Tuesday, April 29, 2014

Out from the Shadows...Called to Action!

I have renamed the blog. It was formerly, 'Hidden in the Shadows'. That name was given four years ago when I created the blog. I never posted anything until April of this year. I used to struggle with feeling invisible within the churches I attended. That is where the blog got it's name from. I no longer have that struggle and feel the blog, even it's name, should be current and relevant.

No longer do I feel hidden. I feel called out to action. That is why I can finally be honest and share my thoughts and observations and whatever else comes along. At the end of 2011 I felt the Lord impressed upon my spirit that 2012 would be a year of Grace. It was. He showed me much grace and taught me to really start to pay attention to my journey, rather than just passively live each day. Likewise, in 2013 I knew that was the year of Discipline. I lacked personal discipline and have for most of my life. At the end of 2013 I wondered what, if any, word the Lord would give for this new year. He did not disappoint. The word He gave me was ACTION!

I was so excited! I have had so many hopes and desires that were in my mind but not being lived out. I really took that word and began to run with it. Even if the action was pursuing the new Godly films that came out this year, I did it. I booked a ticket to an Abolition Summit that is scheduled in August. It is already paid for. My husband and I attended Acquire the Fire this year. I have been several times but it had been at least ten years since my last event. This was my husband's first event. We sponsored a child through Compassion International. All these things are ACTION! I love it!

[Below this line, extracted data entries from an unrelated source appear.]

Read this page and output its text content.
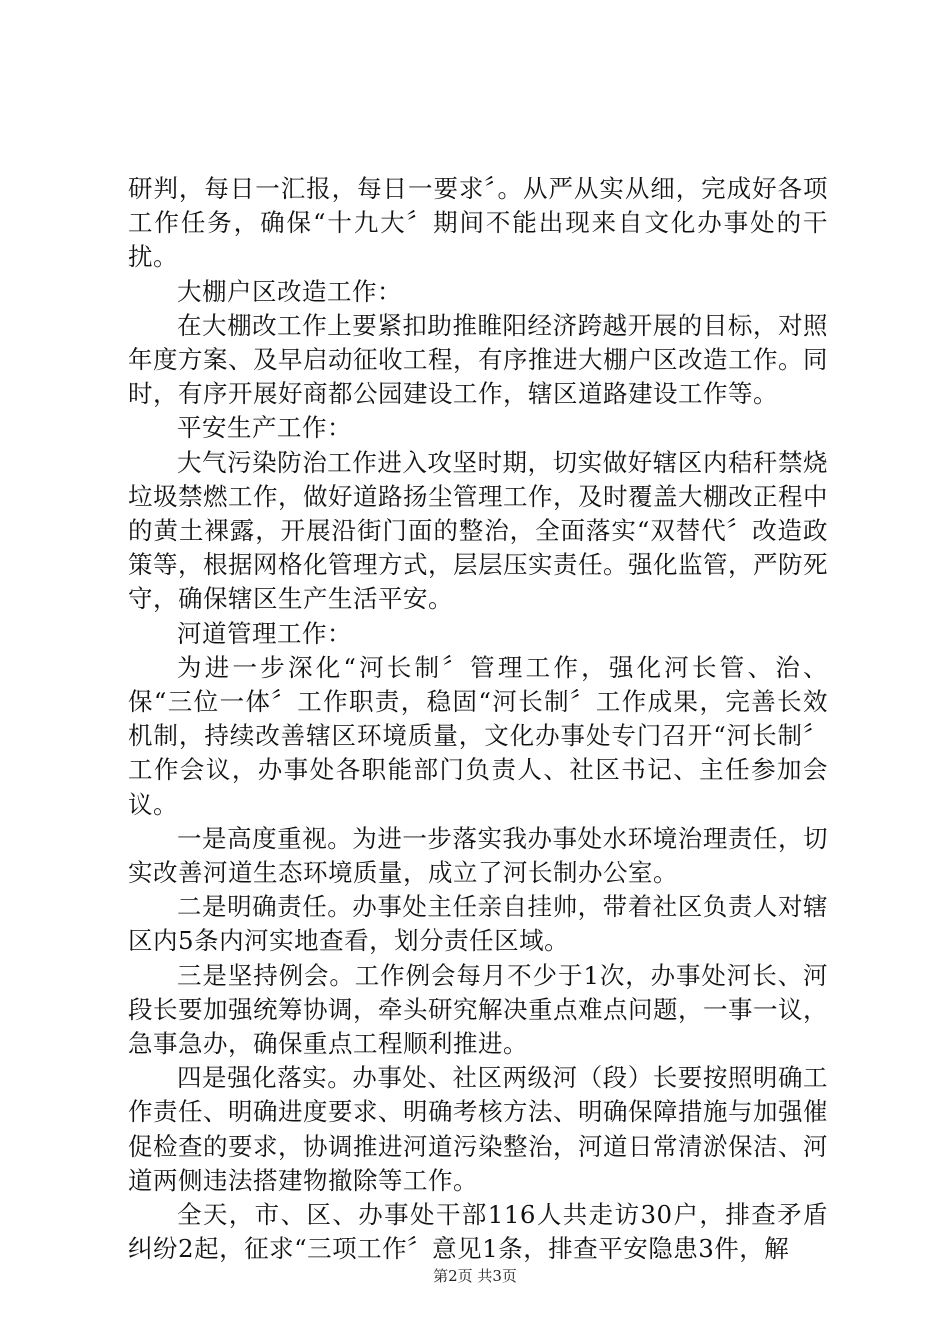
研判，每日一汇报，每日一要求〞。从严从实从细，完成好各项工作任务，确保“十九大〞期间不能出现来自文化办事处的干扰。

大棚户区改造工作：

在大棚改工作上要紧扣助推睢阳经济跨越开展的目标，对照年度方案、及早启动征收工程，有序推进大棚户区改造工作。同时，有序开展好商都公园建设工作，辖区道路建设工作等。

平安生产工作：

大气污染防治工作进入攻坚时期，切实做好辖区内秸秆禁烧垃圾禁燃工作，做好道路扬尘管理工作，及时覆盖大棚改正程中的黄土裸露，开展沿街门面的整治，全面落实“双替代〞改造政策等，根据网格化管理方式，层层压实责任。强化监管，严防死守，确保辖区生产生活平安。

河道管理工作：

为进一步深化“河长制〞管理工作，强化河长管、治、保“三位一体〞工作职责，稳固“河长制〞工作成果，完善长效机制，持续改善辖区环境质量，文化办事处专门召开“河长制〞工作会议，办事处各职能部门负责人、社区书记、主任参加会议。

一是高度重视。为进一步落实我办事处水环境治理责任，切实改善河道生态环境质量，成立了河长制办公室。

二是明确责任。办事处主任亲自挂帅，带着社区负责人对辖区内5条内河实地查看，划分责任区域。

三是坚持例会。工作例会每月不少于1次，办事处河长、河段长要加强统筹协调，牵头研究解决重点难点问题，一事一议，急事急办，确保重点工程顺利推进。

四是强化落实。办事处、社区两级河（段）长要按照明确工作责任、明确进度要求、明确考核方法、明确保障措施与加强催促检查的要求，协调推进河道污染整治，河道日常清淤保洁、河道两侧违法搭建物撤除等工作。

全天，市、区、办事处干部116人共走访30户，排查矛盾纠纷2起，征求“三项工作〞意见1条，排查平安隐患3件，解

第2页 共3页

We have been attending our current church for about six months. I have wanted to leave many times, but we love the people we have come to know. Also, the Lord seems to be requiring me to stay there for now. This is ACTION. I trust the Lord. I have no doubt I am being taught many things by obeying Him. I have begun writing about what I see and how I feel. Normally, I would write it in a personal journal and/or discuss it with a couple of close friends. However, the Lord has prompted me to share it publicly, despite the fact that not everyone can or will agree with every word written. That is ACTION.

I feel, in a small way, like a revolutionary. That is no credit to me. I believe that when we truly obey what the Lord would have us to do, we are going to be perceived many different ways. I am not responsible for how someone responds to my obedience. I am only to be obedient in love and with humility. I truly desire that my life be Salt and Light to those with whom it comes in contact with. Much love to you all.





2 comments:

  1. Thank you Jenny for your obedience to "Action." The Lord and I are both so blessed by sharing your company and your words of wisdom from such a sensitive heart. Love you. Blessings. Leila.

    ReplyDelete
  2. Thank you for the kind words, Leila.